My DD has had 2 different leg injuries and 2 different sports medicine doctors treating during her "career" as a gymnast. Both times she was told that vault was the last thing she could introduce back during recovery. So, I think vault is toughest on lower body.
For my ds it was the opposite. He added vault in before floor.
 
My ds has seriously sprained his ankle tumbling, as well as crunched his ankles many times. So for him floor is way harder on his body.
 
As a bystander, it would appear tumbling may be harder. Experience with my daughter and just years experience observing and hearing about injuries, vault is clearly harder on the body.
 
I would have thought that vault would have more impact. It depends what level you're talking about.
Lower levels: tumbling is harder impact because the vault is landing on your back on a soft mat.

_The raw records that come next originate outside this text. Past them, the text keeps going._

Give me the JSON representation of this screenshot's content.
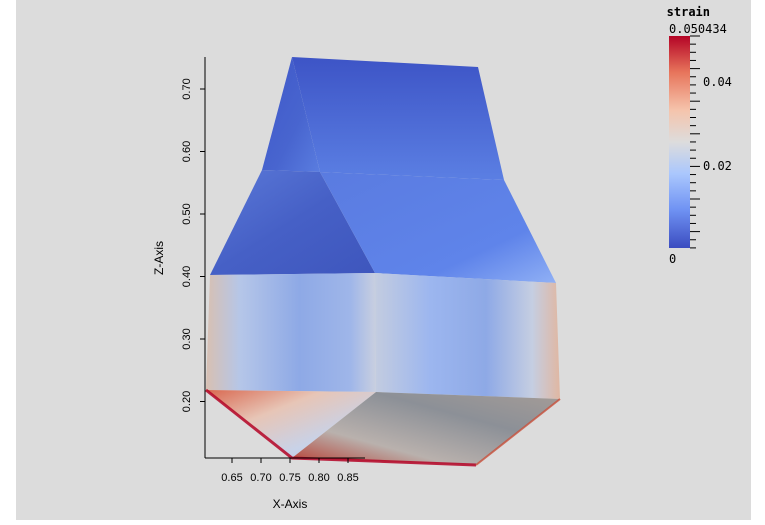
{
  "view": {
    "x_axis_title": "X-Axis",
    "z_axis_title": "Z-Axis",
    "x_ticks": [
      "0.65",
      "0.70",
      "0.75",
      "0.80",
      "0.85"
    ],
    "z_ticks": [
      "0.20",
      "0.30",
      "0.40",
      "0.50",
      "0.60",
      "0.70"
    ]
  },
  "colorbar": {
    "title": "strain",
    "max_label": "0.050434",
    "labels": [
      "0.04",
      "0.02",
      "0"
    ],
    "colormap": [
      "#b40426",
      "#e7745b",
      "#f5c4ac",
      "#dddcdc",
      "#aac7fd",
      "#6f92f3",
      "#3b4cc0"
    ]
  }
}
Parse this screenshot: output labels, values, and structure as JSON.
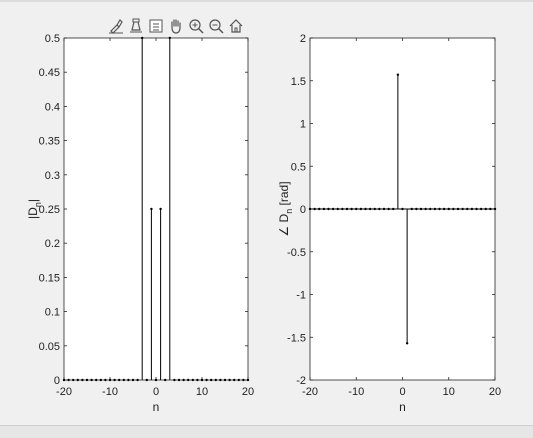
{
  "toolbar": {
    "icons": [
      "brush-icon",
      "data-tips-icon",
      "legend-icon",
      "pan-hand-icon",
      "zoom-in-icon",
      "zoom-out-icon",
      "home-icon"
    ]
  },
  "colors": {
    "stem": "#000000",
    "axes_bg": "#ffffff",
    "figure_bg": "#f0f0f0",
    "axis": "#262626"
  },
  "chart_data": [
    {
      "type": "stem",
      "xlabel": "n",
      "ylabel_main": "|D",
      "ylabel_sub": "n",
      "ylabel_end": "|",
      "xlim": [
        -20,
        20
      ],
      "ylim": [
        0,
        0.5
      ],
      "xticks": [
        -20,
        -10,
        0,
        10,
        20
      ],
      "yticks": [
        0,
        0.05,
        0.1,
        0.15,
        0.2,
        0.25,
        0.3,
        0.35,
        0.4,
        0.45,
        0.5
      ],
      "ytick_labels": [
        "0",
        "0.05",
        "0.1",
        "0.15",
        "0.2",
        "0.25",
        "0.3",
        "0.35",
        "0.4",
        "0.45",
        "0.5"
      ],
      "x": [
        -20,
        -19,
        -18,
        -17,
        -16,
        -15,
        -14,
        -13,
        -12,
        -11,
        -10,
        -9,
        -8,
        -7,
        -6,
        -5,
        -4,
        -3,
        -2,
        -1,
        0,
        1,
        2,
        3,
        4,
        5,
        6,
        7,
        8,
        9,
        10,
        11,
        12,
        13,
        14,
        15,
        16,
        17,
        18,
        19,
        20
      ],
      "values": [
        0,
        0,
        0,
        0,
        0,
        0,
        0,
        0,
        0,
        0,
        0,
        0,
        0,
        0,
        0,
        0,
        0,
        0.5,
        0,
        0.25,
        0,
        0.25,
        0,
        0.5,
        0,
        0,
        0,
        0,
        0,
        0,
        0,
        0,
        0,
        0,
        0,
        0,
        0,
        0,
        0,
        0,
        0
      ],
      "grid": false
    },
    {
      "type": "stem",
      "xlabel": "n",
      "ylabel_main": "∠ D",
      "ylabel_sub": "n",
      "ylabel_end": " [rad]",
      "xlim": [
        -20,
        20
      ],
      "ylim": [
        -2,
        2
      ],
      "xticks": [
        -20,
        -10,
        0,
        10,
        20
      ],
      "yticks": [
        -2,
        -1.5,
        -1,
        -0.5,
        0,
        0.5,
        1,
        1.5,
        2
      ],
      "ytick_labels": [
        "-2",
        "-1.5",
        "-1",
        "-0.5",
        "0",
        "0.5",
        "1",
        "1.5",
        "2"
      ],
      "x": [
        -20,
        -19,
        -18,
        -17,
        -16,
        -15,
        -14,
        -13,
        -12,
        -11,
        -10,
        -9,
        -8,
        -7,
        -6,
        -5,
        -4,
        -3,
        -2,
        -1,
        0,
        1,
        2,
        3,
        4,
        5,
        6,
        7,
        8,
        9,
        10,
        11,
        12,
        13,
        14,
        15,
        16,
        17,
        18,
        19,
        20
      ],
      "values": [
        0,
        0,
        0,
        0,
        0,
        0,
        0,
        0,
        0,
        0,
        0,
        0,
        0,
        0,
        0,
        0,
        0,
        0,
        0,
        1.5708,
        0,
        -1.5708,
        0,
        0,
        0,
        0,
        0,
        0,
        0,
        0,
        0,
        0,
        0,
        0,
        0,
        0,
        0,
        0,
        0,
        0,
        0
      ],
      "grid": false
    }
  ]
}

Optionals: I think vault would be harder because you don't tumble all THAT high. Yurchenko vs. full twist? I think the Yurchenko would win on that one.
Elite: Those girls tumble pretty much as high as they vault, three or four times (for three or four passes) vs. just one vault, so I would hazard a guess that tumbling is harder. I say this because there are numerous elite gymnasts who struggle with injuries due to floor/tumbling, but many of the "ancient" gymnasts, like Chusovitina, become vault specialists because it's all their body can handle. Although you'd think there's more impact on vault, it appears that in the long run, this is not the case.